Nations Need to Consider Culture in Fighting Future Pandemics
By Paul Owers | 07/22/2021Tags: International-Business | Management | Press-Releases
FAU Researcher: Mitigation Measures, Healthy Economy Go Hand in Hand
A nation’s culture played a role in its ability to curtail the spread of COVID-19, providing a roadmap for future pandemics that will save lives and minimize the economic fallout, according to a new study from researchers at Florida Atlantic University and two other institutions.
The study, published in the Journal of International Business Studies, categorized countries as either collectivistic or individualistic based on scores from Hofstede’s Cultural Dimensions Theory.
South Korea, Singapore and other collectivistic nations, whose citizens display altruistic behavior and prioritize group goals, experienced lower COVID-19 case growth rates than individualistic nations, such as the United States and Italy, where people emphasize individual freedoms and personal interests.
“The U.S. and other individualistic countries should learn from past experiences,” said Len Treviño, Ph.D., director of the International Business programs in FAU’s College of Business. “For instance, South Korea was able to control the spread of COVID-19 in part because it applied what it learned from the previous SARS pandemic. We argue that all countries should attempt to unify their citizens by pointing out that adhering to pandemic control measures and a healthy economy go hand in hand.”
Treviño, Ratan Dheer, Ph.D., of Eastern Michigan University, and Carolyn Egri, Ph.D., of Simon Fraser University in Canada, analyzed COVID-19 case data for the first three months of infection in 107 nations.

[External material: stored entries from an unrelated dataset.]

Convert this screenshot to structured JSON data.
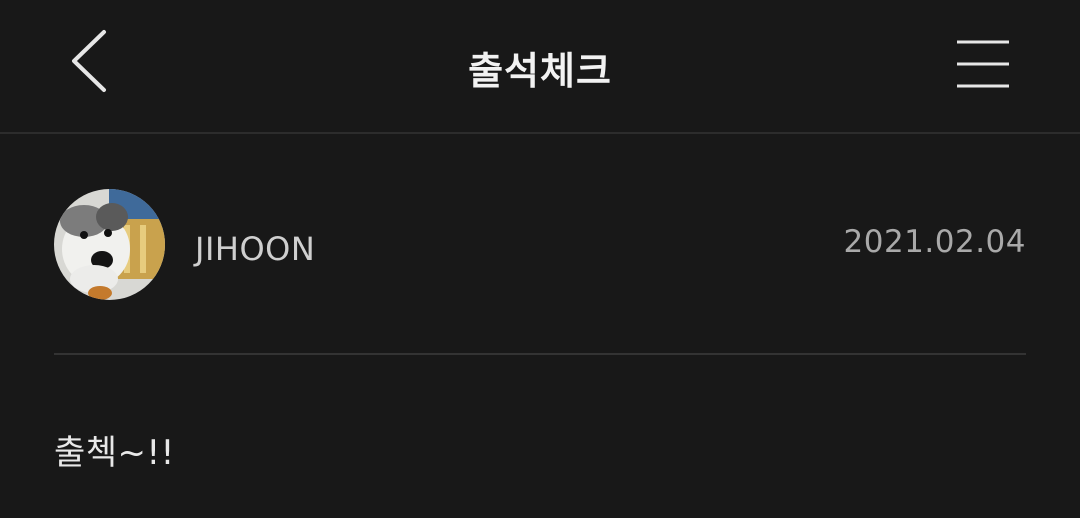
{
  "header": {
    "title": "출석체크",
    "back_icon": "chevron-left-icon",
    "menu_icon": "hamburger-menu-icon"
  },
  "post": {
    "author": "JIHOON",
    "date": "2021.02.04",
    "content": "출첵~!!"
  },
  "colors": {
    "background": "#181818",
    "title": "#f2f2f2",
    "author": "#cfcfcf",
    "date": "#a9a9a9",
    "divider": "#333333"
  }
}
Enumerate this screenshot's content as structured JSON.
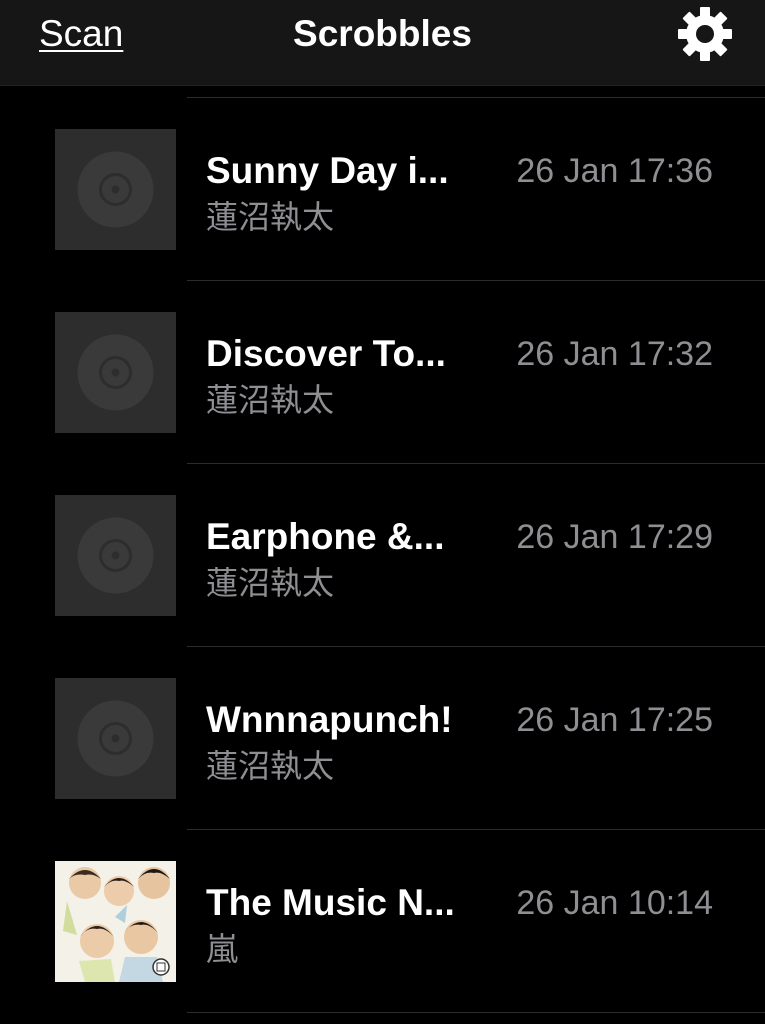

Researchers found that stringent government measures during the initial phase of the pandemic were critical to slowing the increase in cases, including serious cases that require hospitalization. But the study also showed that higher government regulations lowered case growth rates more substantially in collectivistic nations.
For individualistic nations, the researchers found that public communications about mitigation strategies must emphasize the personal health and economic benefits for each citizen to be successful.
“In the future, we believe the U.S. and all countries should provide clear messages early on regarding the potential mortality and morbidity of a pandemic,” Treviño said. “In order to have the intended impact, the focus and content of these messages should be tailored to the cultural context.”
The research also categorized countries by how willing they are to defer to authority, known as power distance. Japan, Taiwan and other high-power-distance nations, whose citizens are more inclined to follow guidelines, are less likely to challenge the legitimacy of mitigation. Those countries had lower case growth than Germany and other countries demonstrating low power distance, where people staged protests in response to mitigation.
Researchers also found that high-uncertainty-avoidance nations such as Spain also challenged mitigation, which had higher case growth than countries such as Denmark, where people are more willing to try new things.